During his tenure as CEO at Merck, Vagelos restricted drug prices to increases in the consumer price index. At that time, inflation was much higher than it is today, which allowed him leeway to set prices. Merck also tried hard to price a drug so that it reflected economic benefits to the individual. This included making economic calculations as to how much money a drug saved when it prevented an individual from having heart surgery, or the economic benefit of allowing an individual to continue working when, without the drug, that would not have been possible. Merck pioneered the multi-billion-dollar statins cholesterol drug market under Vagelos.


 


“One should price for true value,” Vagelos said. He noted that one new cancer drug from a small biotechnology company – that would extend the life of a patient by a few months – was priced at $40,000 but did not treat the underlying cancer. Another formulation is the combination of two separately available drugs that deliver a 10 percent improvement in effectiveness but were doubled in price by the drug company marketing it. “I do have a problem with pricing,” he said.


 


Vagelos, 75, spoke at Wharton as part of a tour promoting his new book, Medicine, Science, and Merck, written with Louis Galambos, a history professor at Johns Hopkins University in Baltimore. The book is on the life and career of Vagelos, who was CEO of Merck from 1985 to 1994, and was 10 years in the making.


 


“One Price Policy”


During a Q & A with the audience, Vagelos suggested that the pharmaceutical industry adopt a “one price policy” when selling drugs in different countries, a strategy that would neutralize the current debate over drug imports from Canada and also would spread out the costs of research more evenly across consumers in different countries. He admitted that achieving a one-price policy would be difficult. Vagelos also predicted that with companies bringing to market similar drugs, the industry will have to compete on price. As a result, prices will come down.


 


During the interview with Knowledge@Wharton, Vagelos said that research remains his “lifeblood” and indeed, he is deeply involved in two small drug companies, Regeneron Pharmaceuticals Inc. and Theravance Corp. Regeneron is developing drugs for cancer and rheumatoid arthritis and Theravance is developing antibiotics and drugs for asthma and over-active bladders. Vagelos speaks with executives at the two companies almost daily.


 


In discussing the issue of leadership, Vagelos said it’s crucial to surround yourself with the right people, and keep employees focused on the project and feeling that they are successful. “Good leaders are very selective in the people they bring around them.” These subordinates are “people who understand the science and can translate the science into product.” Corporate leadership needs “to share the ups and downs of the research process.
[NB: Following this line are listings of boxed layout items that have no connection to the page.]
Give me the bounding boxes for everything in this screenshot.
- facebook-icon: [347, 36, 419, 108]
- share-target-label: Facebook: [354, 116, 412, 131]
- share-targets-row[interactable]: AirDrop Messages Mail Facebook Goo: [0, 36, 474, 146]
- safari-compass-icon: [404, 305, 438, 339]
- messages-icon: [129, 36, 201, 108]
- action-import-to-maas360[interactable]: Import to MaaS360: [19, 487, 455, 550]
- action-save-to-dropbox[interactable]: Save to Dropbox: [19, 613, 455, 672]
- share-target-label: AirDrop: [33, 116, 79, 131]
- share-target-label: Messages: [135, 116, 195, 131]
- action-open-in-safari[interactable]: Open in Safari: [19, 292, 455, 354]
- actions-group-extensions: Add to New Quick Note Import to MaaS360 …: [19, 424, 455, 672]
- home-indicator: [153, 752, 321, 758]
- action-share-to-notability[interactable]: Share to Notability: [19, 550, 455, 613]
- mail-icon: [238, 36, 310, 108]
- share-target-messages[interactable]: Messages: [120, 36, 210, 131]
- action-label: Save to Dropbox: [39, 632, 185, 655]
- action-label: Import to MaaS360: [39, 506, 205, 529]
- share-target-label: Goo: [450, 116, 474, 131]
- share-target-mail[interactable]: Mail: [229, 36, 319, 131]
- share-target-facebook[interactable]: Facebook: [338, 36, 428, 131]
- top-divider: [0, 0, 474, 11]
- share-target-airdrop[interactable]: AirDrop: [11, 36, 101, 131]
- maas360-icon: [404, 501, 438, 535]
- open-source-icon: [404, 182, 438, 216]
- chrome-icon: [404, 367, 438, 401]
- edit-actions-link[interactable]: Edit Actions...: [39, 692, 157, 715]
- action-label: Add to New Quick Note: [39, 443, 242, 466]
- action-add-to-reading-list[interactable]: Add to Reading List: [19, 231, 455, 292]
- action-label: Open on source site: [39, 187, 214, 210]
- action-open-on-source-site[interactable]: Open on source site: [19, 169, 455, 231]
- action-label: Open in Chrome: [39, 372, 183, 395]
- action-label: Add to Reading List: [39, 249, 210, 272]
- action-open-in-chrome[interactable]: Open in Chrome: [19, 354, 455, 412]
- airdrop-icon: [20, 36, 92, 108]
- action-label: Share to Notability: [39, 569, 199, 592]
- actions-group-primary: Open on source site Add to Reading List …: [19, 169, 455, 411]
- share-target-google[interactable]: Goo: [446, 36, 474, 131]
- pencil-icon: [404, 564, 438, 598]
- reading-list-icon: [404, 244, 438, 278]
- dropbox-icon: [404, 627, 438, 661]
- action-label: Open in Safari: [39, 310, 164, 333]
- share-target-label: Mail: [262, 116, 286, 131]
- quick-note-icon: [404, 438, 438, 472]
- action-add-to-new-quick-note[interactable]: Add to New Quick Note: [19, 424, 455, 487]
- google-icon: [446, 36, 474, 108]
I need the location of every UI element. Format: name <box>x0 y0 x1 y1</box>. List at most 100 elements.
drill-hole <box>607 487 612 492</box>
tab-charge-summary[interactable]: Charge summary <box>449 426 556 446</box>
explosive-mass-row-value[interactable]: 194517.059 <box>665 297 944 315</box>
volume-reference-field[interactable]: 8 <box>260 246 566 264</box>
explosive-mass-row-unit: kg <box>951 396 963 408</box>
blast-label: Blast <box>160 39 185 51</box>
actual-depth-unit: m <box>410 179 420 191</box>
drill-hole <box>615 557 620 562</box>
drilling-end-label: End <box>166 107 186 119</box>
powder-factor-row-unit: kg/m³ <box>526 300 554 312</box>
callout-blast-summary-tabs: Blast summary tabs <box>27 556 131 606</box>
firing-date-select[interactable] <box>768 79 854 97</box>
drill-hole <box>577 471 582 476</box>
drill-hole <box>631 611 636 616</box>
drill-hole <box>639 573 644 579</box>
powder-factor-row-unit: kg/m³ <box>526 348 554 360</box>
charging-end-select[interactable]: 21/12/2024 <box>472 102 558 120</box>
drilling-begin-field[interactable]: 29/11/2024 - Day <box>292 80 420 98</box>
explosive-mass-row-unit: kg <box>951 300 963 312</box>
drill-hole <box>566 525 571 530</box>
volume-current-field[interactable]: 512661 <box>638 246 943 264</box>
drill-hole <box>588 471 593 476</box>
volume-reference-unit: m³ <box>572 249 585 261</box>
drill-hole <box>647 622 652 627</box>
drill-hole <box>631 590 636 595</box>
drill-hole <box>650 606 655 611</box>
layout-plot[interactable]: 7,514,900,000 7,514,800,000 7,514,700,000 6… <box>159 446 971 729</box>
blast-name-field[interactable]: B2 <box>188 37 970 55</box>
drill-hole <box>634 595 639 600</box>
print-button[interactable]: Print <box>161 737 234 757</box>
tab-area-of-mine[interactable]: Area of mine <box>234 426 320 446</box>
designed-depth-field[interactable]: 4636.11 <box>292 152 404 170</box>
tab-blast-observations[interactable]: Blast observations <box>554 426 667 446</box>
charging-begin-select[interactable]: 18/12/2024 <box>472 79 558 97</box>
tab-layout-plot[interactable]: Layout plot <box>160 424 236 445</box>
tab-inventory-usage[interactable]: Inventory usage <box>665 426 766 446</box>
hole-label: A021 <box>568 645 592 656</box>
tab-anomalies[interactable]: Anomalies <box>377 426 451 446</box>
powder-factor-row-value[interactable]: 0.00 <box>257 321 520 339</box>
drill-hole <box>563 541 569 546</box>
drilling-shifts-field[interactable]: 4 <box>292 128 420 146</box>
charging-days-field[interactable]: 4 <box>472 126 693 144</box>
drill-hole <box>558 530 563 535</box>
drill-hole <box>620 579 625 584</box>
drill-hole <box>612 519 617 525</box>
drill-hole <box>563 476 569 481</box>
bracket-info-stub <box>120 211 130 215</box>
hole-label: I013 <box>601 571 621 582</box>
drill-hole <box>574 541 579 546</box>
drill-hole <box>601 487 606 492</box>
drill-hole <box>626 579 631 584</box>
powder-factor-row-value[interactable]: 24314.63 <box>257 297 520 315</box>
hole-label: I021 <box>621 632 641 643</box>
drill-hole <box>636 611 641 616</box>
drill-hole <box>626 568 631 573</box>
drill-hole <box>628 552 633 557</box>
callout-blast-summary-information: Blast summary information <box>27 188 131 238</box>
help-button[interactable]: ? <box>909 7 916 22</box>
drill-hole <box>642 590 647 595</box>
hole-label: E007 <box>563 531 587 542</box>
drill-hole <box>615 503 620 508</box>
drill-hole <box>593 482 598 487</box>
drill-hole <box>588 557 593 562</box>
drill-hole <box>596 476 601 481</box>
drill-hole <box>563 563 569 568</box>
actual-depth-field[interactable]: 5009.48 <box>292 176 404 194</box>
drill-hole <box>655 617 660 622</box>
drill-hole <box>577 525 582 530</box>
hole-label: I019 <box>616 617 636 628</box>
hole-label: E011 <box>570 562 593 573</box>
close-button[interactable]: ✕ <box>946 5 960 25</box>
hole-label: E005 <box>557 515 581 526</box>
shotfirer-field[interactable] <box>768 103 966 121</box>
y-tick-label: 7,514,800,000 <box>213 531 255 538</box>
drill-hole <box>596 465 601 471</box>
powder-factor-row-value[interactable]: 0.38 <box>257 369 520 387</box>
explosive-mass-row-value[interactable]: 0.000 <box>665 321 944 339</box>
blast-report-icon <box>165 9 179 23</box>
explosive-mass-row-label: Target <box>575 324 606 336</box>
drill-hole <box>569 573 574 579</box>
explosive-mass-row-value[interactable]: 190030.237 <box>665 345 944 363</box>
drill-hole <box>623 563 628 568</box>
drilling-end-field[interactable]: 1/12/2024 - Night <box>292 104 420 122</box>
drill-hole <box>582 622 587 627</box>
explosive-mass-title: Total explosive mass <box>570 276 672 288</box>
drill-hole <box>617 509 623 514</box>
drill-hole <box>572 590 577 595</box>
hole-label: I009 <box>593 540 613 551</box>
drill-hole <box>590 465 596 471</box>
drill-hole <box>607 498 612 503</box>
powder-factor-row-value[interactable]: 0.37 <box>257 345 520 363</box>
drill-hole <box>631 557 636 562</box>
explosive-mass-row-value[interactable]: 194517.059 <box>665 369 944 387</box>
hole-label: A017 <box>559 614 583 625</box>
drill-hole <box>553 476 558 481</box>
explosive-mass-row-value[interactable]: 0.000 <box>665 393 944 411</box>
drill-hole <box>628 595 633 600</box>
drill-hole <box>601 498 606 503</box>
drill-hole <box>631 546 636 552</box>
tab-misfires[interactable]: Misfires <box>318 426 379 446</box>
They live for the successes, buffer the downturns and bring people to their potential.” Success feeds on itself and institutions can easily feel defeated. “The longer you go without a new product the harder it is maintain spirit and momentum.”


 


Several weeks after Vagelos spoke at Wharton, three pharmaceutical companies in the U.S. announced they would step up research to produce a new combination AIDS drug that consumers could take in one daily dose. The goal is to make treatment for the disease easier and less costly – crucial elements in the effort to help millions of AIDS victims in Africa and other regions. The three companies are Merck, Bristol-Myers Squibb and Gilead Science.


 


As for the pharmaceutical industry’s focus on lifestyle drugs, such as Viagra and its copycats, Vagelos suggested that “there is nothing wrong with improving lifestyle but it would be hard to keep people at a research organization – one that is devoted to health care issues – incentivized and feeling good about reaching their career objectives if their products were exclusively lifestyle improvements,” Vagelos said. “It’s been clear to me and everyone in the industry that a drug company prospers when it comes up with important new drugs.”